Using pre-1990 standards to measure the current time of mass rise in living standards (plus tech) is probably not a fair. So what might seem madness might be rational. People have much, much more money now so, well, things should be different and *are* different.
Well, you have totally ignored all the negativity: low growth, rising debt, manipulation of free markets, economic inequality....way too many problems too numerous to catalogue. The only proof of your comment ultimate outcome is a continued rising market. That said, as it rises the bizarre theories and evidence of unhinged thinking gets more expansive not less. But hey you are right, for the moment the proof is in the pudding.
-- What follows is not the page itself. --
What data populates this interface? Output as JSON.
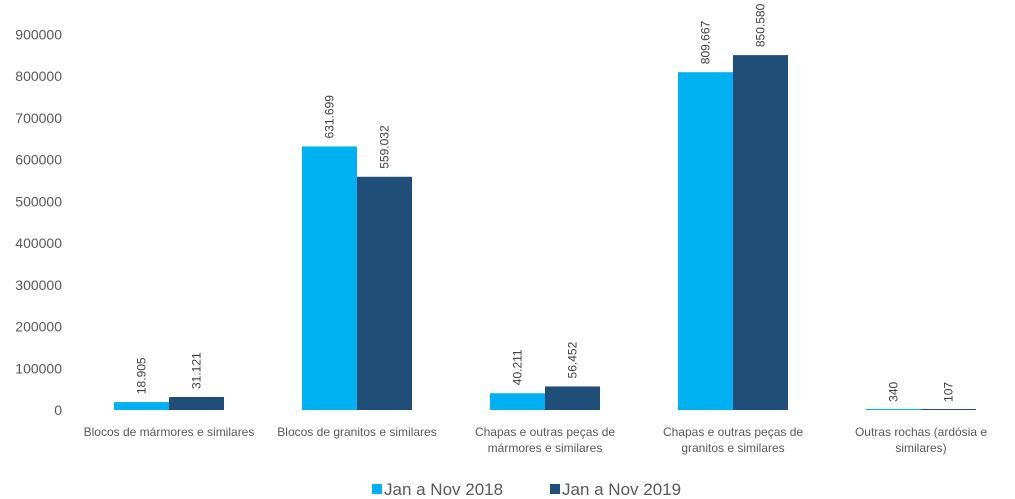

Earnings Scorecard: For Q4 2020 (with 83% of the companies in the S&P 500 reporting actual results), 79% of S&P 500 companies have reported a positive EPS surprise and 77% have reported a positive revenue surprise. If 79% is the final percentage, it will mark the third-highest percentage of S&P 500 companies reporting a positive EPS surprise since FactSet began tracking this metric in 2008.
Earnie wrote:
Earnings Scorecard: For Q4 2020 (with 83% of the companies in the S&P 500 reporting actual results), 79% of S&P 500 companies have reported a positive EPS surprise and 77% have reported a positive revenue surprise. If 79% is the final percentage, it will mark the third-highest percentage of S&P 500 companies reporting a positive EPS surprise since FactSet began tracking this metric in 2008.
Funniest thing about your post is the S&P 500 GAAP EPS is 34% lower than a year ago and FactSet spins it as a positive. Well, I suppose that is why the market it up. Looking forward of course. ?
Tesla or Porsche? At least my bumper has never fallen off.